半年間で30単位分の授業の履修に加えて、2つの研究プロジェクトと2つの実験(実験者・被験者)に携わりました。また、日本で行っていた研究を現地の研究会で発表することもできました。
さらに、6人用アパートメントでルームメイト・ハウスメイトと暮らし、文化や生活習慣が全く異なる相手と共同生活を送ったことも、貴重な経験となりました。

費用詳細

学費:納入総額

- 円

住居費:月額

- 円

生活費:月額

- 円

居住していたアパート前の景色。とても自然豊かな環境でした
費用詳細

学費:納入総額

- 円

住居費:月額

- 円

生活費:月額

- 円

スペシャルエピソード

留学中に手に入れた、今でも大事にしているもの

留学を通して手に入れた最も大切なものは、現地の研究室で出会った友人たちだと思います。アメリカの大学院の制度上、「同期」としてともに学んだ仲間たちは、年齢はもちろん、専門分野や修士号の有無などを含めて、学問的なバックグラウンドも大きく異なりました。それでも、それぞれの得意なことを活かしながら、学び合い、教え合い、励まし合うことで、たった半年間という短い時間ながらもとても強い絆で結ばれたように思います。
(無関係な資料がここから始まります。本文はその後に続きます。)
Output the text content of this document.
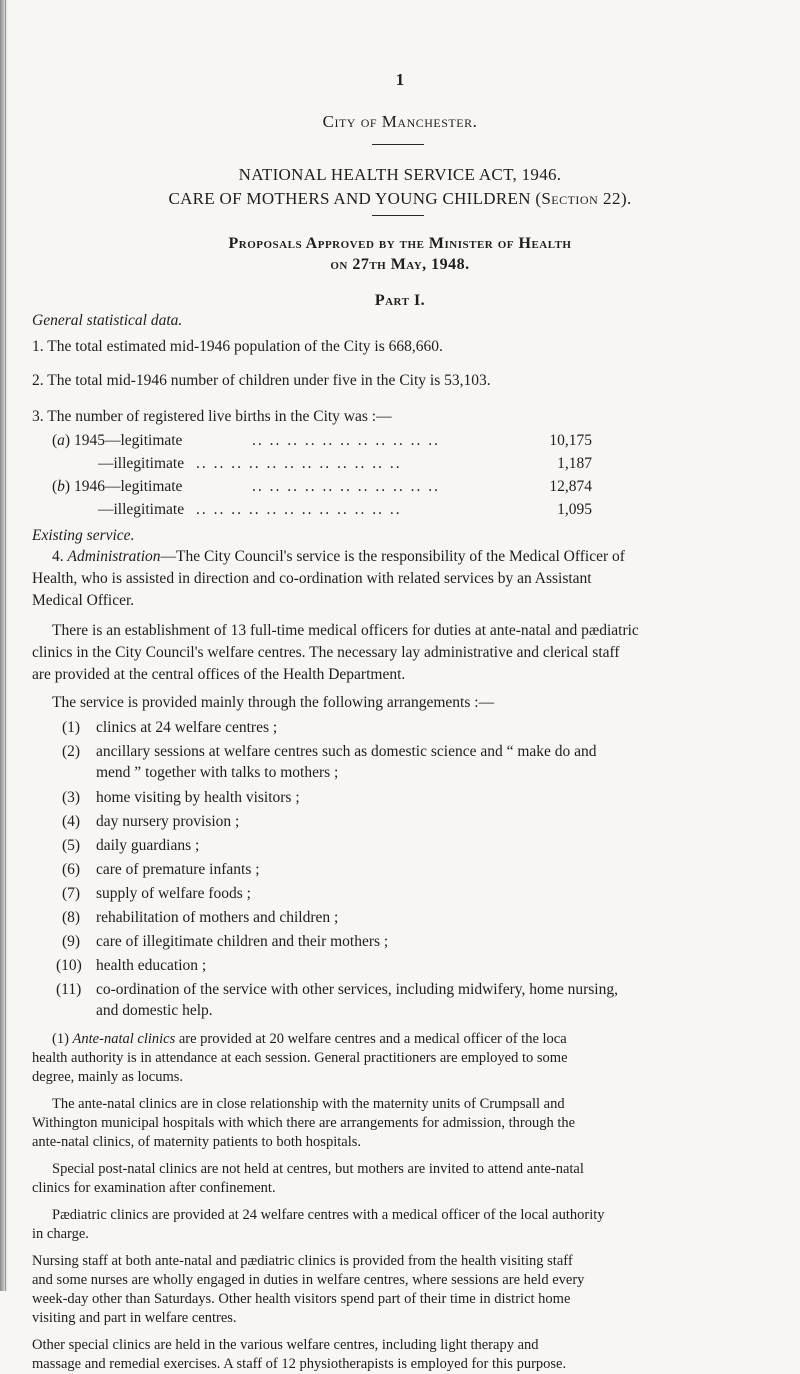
1
City of Manchester.
NATIONAL HEALTH SERVICE ACT, 1946.
CARE OF MOTHERS AND YOUNG CHILDREN (Section 22).
Proposals Approved by the Minister of Health
on 27th May, 1948.
Part I.
General statistical data.
1. The total estimated mid-1946 population of the City is 668,660.
2. The total mid-1946 number of children under five in the City is 53,103.
3. The number of registered live births in the City was :—
(a) 1945—legitimate	.. .. .. .. .. .. .. .. .. .. ..	10,175
—illegitimate .. .. .. .. .. .. .. .. .. .. .. ..	1,187
(b) 1946—legitimate	.. .. .. .. .. .. .. .. .. .. ..	12,874
—illegitimate .. .. .. .. .. .. .. .. .. .. .. ..	1,095
Existing service.
4. Administration—The City Council's service is the responsibility of the Medical Officer of
Health, who is assisted in direction and co-ordination with related services by an Assistant
Medical Officer.
There is an establishment of 13 full-time medical officers for duties at ante-natal and pædiatric
clinics in the City Council's welfare centres. The necessary lay administrative and clerical staff
are provided at the central offices of the Health Department.
The service is provided mainly through the following arrangements :—
(1) clinics at 24 welfare centres ;
(2) ancillary sessions at welfare centres such as domestic science and “ make do and
mend ” together with talks to mothers ;
(3) home visiting by health visitors ;
(4) day nursery provision ;
(5) daily guardians ;
(6) care of premature infants ;
(7) supply of welfare foods ;
(8) rehabilitation of mothers and children ;
(9) care of illegitimate children and their mothers ;
(10) health education ;
(11) co-ordination of the service with other services, including midwifery, home nursing,
and domestic help.
(1) Ante-natal clinics are provided at 20 welfare centres and a medical officer of the loca
health authority is in attendance at each session. General practitioners are employed to some
degree, mainly as locums.
The ante-natal clinics are in close relationship with the maternity units of Crumpsall and
Withington municipal hospitals with which there are arrangements for admission, through the
ante-natal clinics, of maternity patients to both hospitals.
Special post-natal clinics are not held at centres, but mothers are invited to attend ante-natal
clinics for examination after confinement.
Pædiatric clinics are provided at 24 welfare centres with a medical officer of the local authority
in charge.
Nursing staff at both ante-natal and pædiatric clinics is provided from the health visiting staff
and some nurses are wholly engaged in duties in welfare centres, where sessions are held every
week-day other than Saturdays. Other health visitors spend part of their time in district home
visiting and part in welfare centres.
Other special clinics are held in the various welfare centres, including light therapy and
massage and remedial exercises. A staff of 12 physiotherapists is employed for this purpose.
私自身は留学生の立場でしたが、私を含めた同期間のグループチャットは今も絶えず動き、月に1度はオンラインで通話をして、研究のことや将来のことを語り合っています。

毎日夜遅くまで語り合った研究室のある建物

制度の壁を乗り越える!

  • 留学先探し : 大学院

今回の留学では経済的な事情などから「交換留学」という形を選択しました。しかし、大学院生の交換留学は一般的ではなく、日本で大学院に所属していても留学先では学部生として受け入れられる、履修できる授業や研究活動にも限りがあるなど、制度上様々な制約がありました。
私自身も当初はそのような扱いとなる予定でしたが、自身の目標を実現するため、渡航前から留学先と継続的に相談を重ね、1学期目には特例として大学院の授業を受講する機会を得ることができました。さらに、授業での真摯に学ぶ姿勢や研究への取り組み方を評価してもらえたことで、2学期目には大学院の授業を中心に履修するとともに、指導教員の下でより深く研究活動に参加することができました。
こうした経験を通じて、制度上困難に思えることであっても、目標を明確に持ち粘り強く交渉を続けること、そして実際の行動や努力によって意欲を示すことで、壁を乗り越えることができると実感しました。

これから留学へ行く人へのメッセージ

この留学を通して強く感じたのは、何か飛び抜けた才能や経済力がなければ挑戦できないということは決してないということです。「自分にはお金や才能がないから」と最初から諦めるのではなく、今できることを精一杯積み重ね、その成果や思いを自分の言葉で伝えてみてください。そうした努力が、新しい挑戦への扉を開いてくれることと思います。